Personal information
- Full name: Jeppe Feldsted Brandrup
- Date of birth: 3 June 1985 (age 40)
- Place of birth: Copenhagen, Denmark
- Height: 1.80 m (5 ft 11 in)
- Positions: Central midfielder; right back; right wing back;

Youth career
- Skjold
- Boldklubben 1893
- KB

Senior career*
- Years: Team / Apps / (Gls)
- 2005–2007: Copenhagen / 4 / (0)
- 2007–2009: Randers / 20 / (1)
- 2008–2009: → Silkeborg (loan) / 8 / (0)
- 2009–2018: Lyngby / 232 / (7)
- 2019: HIK / 6 / (0)

International career
- 2001–2002: Denmark U-17 / 13 / (2)
- 2002: Denmark U-18 / 3 / (1)
- 2003–2004: Denmark U-19 / 10 / (0)
- 2004–2005: Denmark U-20 / 6 / (0)

= Jeppe Brandrup =

Danish footballer (born 1985)

Jeppe Feldsted Brandrup (born 3 June 1985) is a Danish former professional football player.
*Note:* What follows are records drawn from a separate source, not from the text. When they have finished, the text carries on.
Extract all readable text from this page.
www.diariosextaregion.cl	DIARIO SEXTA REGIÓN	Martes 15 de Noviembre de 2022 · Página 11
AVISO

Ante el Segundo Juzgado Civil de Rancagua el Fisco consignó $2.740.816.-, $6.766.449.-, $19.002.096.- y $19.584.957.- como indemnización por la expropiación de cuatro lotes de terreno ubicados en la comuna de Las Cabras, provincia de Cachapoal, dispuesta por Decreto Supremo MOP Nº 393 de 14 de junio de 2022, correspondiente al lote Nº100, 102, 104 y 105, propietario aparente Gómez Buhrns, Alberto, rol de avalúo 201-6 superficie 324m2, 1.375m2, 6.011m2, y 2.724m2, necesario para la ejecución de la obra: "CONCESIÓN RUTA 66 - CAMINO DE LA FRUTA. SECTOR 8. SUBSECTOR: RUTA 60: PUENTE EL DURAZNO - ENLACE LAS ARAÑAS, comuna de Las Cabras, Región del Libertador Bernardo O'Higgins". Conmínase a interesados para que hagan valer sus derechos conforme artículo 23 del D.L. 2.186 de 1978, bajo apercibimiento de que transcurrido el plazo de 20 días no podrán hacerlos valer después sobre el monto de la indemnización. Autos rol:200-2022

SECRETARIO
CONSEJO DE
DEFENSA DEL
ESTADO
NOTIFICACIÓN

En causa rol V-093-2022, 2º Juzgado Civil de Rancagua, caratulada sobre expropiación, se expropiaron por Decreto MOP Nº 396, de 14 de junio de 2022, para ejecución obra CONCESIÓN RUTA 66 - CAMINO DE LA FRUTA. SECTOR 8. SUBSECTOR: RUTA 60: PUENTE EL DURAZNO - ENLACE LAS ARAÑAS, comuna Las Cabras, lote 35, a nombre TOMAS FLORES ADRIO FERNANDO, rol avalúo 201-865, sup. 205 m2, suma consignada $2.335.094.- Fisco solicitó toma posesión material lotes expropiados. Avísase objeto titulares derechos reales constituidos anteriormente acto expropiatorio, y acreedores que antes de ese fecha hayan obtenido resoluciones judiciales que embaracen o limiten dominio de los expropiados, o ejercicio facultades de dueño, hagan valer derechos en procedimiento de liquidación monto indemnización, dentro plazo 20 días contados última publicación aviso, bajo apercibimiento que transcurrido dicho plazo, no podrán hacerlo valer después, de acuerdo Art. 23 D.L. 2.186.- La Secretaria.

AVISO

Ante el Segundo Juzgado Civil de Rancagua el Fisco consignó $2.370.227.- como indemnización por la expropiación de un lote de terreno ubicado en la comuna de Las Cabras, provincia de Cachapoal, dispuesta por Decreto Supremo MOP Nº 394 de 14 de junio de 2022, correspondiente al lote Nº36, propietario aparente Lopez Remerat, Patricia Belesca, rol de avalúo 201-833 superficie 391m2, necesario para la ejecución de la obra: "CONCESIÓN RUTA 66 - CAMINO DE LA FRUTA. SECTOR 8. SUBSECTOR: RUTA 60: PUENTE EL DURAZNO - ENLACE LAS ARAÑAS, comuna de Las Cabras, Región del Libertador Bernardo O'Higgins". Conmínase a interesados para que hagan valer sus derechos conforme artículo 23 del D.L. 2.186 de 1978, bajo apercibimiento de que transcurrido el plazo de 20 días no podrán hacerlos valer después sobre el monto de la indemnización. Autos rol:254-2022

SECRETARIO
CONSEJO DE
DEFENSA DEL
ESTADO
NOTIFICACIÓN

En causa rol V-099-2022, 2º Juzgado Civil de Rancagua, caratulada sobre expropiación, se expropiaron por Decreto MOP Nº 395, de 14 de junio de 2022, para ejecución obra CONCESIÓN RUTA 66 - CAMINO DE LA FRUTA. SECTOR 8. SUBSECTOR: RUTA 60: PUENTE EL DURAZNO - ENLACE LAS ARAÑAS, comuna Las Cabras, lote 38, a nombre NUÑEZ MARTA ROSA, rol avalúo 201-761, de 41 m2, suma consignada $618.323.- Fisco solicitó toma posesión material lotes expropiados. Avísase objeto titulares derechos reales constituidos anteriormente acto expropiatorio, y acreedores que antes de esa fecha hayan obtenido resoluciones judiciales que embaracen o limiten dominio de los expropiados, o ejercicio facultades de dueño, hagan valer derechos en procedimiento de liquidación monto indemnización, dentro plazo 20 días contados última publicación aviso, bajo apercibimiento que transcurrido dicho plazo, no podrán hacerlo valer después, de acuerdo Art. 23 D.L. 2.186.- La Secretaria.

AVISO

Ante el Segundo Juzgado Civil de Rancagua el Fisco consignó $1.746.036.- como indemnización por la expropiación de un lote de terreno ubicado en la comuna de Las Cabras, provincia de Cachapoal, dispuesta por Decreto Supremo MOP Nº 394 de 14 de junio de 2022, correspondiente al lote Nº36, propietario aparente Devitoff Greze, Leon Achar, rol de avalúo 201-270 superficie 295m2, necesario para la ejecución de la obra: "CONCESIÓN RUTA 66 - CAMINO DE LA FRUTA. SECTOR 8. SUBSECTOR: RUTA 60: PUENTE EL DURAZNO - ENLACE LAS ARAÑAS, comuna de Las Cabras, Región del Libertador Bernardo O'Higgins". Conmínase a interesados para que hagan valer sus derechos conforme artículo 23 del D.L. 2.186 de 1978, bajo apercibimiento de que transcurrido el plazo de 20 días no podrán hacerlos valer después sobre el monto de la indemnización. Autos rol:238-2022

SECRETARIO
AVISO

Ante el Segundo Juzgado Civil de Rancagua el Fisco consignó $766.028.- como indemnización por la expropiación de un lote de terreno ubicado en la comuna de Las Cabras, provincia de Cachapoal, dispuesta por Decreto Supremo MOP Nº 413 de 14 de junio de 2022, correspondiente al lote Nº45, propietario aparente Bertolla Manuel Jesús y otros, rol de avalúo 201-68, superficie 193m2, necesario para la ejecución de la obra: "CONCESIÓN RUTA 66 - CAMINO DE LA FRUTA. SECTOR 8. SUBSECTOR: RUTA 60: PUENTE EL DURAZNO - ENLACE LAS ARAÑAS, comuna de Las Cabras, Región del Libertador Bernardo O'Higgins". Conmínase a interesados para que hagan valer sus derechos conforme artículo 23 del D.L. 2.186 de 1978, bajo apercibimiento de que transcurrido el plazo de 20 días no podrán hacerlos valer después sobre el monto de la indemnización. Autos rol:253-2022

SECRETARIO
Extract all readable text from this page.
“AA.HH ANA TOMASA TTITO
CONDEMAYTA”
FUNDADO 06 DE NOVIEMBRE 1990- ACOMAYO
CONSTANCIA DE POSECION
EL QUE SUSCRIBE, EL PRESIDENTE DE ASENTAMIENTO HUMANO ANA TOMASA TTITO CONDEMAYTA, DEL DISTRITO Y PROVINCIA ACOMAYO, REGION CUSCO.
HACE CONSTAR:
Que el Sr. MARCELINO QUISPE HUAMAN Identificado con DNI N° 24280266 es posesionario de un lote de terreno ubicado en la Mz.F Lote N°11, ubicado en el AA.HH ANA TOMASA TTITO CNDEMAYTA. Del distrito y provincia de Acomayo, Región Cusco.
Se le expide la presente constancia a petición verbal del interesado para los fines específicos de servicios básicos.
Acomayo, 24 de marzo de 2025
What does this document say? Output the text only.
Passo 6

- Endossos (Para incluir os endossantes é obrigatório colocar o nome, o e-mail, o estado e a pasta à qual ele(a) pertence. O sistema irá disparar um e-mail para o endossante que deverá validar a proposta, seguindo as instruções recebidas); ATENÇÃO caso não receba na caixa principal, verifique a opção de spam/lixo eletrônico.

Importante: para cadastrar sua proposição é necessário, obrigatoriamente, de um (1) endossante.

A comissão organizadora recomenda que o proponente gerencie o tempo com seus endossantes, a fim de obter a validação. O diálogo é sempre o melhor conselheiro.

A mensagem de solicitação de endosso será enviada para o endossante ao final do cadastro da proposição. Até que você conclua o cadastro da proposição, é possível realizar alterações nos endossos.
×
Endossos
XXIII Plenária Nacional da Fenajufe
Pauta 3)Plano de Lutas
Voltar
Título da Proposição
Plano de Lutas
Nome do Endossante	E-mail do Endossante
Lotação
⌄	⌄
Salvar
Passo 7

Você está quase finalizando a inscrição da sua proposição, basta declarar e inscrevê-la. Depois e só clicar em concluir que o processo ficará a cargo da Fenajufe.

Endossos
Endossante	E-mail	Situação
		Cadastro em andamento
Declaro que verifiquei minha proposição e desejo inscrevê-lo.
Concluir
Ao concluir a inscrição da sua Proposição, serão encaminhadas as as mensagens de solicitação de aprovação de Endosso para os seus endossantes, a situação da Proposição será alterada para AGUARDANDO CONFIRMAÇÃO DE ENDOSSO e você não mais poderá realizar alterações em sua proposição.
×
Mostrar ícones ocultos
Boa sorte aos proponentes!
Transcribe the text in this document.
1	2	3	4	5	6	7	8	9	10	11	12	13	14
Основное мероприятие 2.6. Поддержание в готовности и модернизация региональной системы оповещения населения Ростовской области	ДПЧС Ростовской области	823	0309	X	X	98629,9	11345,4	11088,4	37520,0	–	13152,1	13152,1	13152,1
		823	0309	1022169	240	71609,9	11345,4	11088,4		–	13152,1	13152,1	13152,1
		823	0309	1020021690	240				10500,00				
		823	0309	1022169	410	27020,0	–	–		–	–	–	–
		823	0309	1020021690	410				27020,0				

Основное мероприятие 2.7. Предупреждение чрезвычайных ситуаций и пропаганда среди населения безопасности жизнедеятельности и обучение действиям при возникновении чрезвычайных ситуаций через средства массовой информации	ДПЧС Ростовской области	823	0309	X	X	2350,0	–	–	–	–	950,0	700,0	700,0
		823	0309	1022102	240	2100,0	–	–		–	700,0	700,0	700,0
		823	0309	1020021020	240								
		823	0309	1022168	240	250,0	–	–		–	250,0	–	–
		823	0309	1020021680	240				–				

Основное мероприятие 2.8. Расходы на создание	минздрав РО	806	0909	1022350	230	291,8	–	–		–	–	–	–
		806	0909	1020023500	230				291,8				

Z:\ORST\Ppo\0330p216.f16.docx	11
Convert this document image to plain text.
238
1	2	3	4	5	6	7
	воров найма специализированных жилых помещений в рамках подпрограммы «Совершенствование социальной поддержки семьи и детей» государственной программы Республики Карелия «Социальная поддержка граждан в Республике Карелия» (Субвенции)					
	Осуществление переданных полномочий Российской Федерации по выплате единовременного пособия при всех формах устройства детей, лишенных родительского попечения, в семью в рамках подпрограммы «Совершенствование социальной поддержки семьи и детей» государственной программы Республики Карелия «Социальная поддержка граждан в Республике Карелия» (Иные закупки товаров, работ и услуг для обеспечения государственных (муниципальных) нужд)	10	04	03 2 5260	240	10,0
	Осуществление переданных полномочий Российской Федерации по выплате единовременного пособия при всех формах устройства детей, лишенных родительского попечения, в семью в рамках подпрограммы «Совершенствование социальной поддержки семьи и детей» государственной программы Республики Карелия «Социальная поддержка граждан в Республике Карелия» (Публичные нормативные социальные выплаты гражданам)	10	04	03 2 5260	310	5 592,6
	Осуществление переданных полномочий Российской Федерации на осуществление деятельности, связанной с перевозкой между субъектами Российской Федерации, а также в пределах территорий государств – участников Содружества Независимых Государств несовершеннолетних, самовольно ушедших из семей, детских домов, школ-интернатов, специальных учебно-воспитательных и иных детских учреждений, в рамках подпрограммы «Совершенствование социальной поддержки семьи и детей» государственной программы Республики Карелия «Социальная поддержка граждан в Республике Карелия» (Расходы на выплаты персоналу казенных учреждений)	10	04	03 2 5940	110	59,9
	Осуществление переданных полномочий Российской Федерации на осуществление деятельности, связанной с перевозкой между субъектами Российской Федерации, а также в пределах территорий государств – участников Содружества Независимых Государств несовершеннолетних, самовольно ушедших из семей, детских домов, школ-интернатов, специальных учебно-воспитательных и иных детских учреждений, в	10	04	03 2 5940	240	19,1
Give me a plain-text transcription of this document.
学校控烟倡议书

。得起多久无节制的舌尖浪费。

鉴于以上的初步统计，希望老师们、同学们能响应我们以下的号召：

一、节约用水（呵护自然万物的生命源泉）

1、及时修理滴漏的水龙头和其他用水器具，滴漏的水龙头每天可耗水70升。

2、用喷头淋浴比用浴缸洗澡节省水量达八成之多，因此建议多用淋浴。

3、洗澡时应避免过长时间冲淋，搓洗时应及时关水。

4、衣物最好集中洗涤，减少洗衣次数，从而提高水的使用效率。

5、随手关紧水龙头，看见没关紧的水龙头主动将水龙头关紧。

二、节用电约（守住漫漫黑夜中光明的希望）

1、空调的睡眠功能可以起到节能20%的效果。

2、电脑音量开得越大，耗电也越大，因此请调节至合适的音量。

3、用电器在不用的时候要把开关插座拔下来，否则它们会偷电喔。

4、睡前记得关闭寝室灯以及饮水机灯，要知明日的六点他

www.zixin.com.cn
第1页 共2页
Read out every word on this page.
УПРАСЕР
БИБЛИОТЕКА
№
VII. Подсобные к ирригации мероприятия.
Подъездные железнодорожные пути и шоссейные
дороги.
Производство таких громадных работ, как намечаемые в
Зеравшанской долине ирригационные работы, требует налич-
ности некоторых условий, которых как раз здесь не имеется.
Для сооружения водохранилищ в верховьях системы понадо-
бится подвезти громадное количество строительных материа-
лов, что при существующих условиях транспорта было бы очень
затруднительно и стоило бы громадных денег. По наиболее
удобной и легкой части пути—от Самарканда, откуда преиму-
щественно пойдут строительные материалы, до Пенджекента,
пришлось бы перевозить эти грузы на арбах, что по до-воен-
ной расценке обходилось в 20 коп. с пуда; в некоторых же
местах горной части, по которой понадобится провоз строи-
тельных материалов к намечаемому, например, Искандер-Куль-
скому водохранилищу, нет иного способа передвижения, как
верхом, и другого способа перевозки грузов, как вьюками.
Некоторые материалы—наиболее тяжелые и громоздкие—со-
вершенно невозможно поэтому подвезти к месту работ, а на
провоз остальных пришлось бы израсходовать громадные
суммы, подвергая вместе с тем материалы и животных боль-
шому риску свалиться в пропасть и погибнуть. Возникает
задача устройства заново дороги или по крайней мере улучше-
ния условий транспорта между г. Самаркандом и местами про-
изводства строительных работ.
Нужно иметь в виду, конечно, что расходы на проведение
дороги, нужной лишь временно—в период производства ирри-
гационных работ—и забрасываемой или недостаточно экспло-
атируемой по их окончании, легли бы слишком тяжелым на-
He played the positions as right-footed defender and right wingback as well as central midfielder.

Brandrup played in KB, one of the two clubs behind F.C. Copenhagen, since his early childhood. While at KB, he made his debut for the Danish youth national teams in September 2001 and played 4 matches at the 2002 UEFA European Under-17 Football Championship.

Jeppe was promoted to the first team in 2005. He debuted on 2005-08-07 against Aarhus GF where he Álvaro Santos on the left winger position. Jeppe did not score for FCK.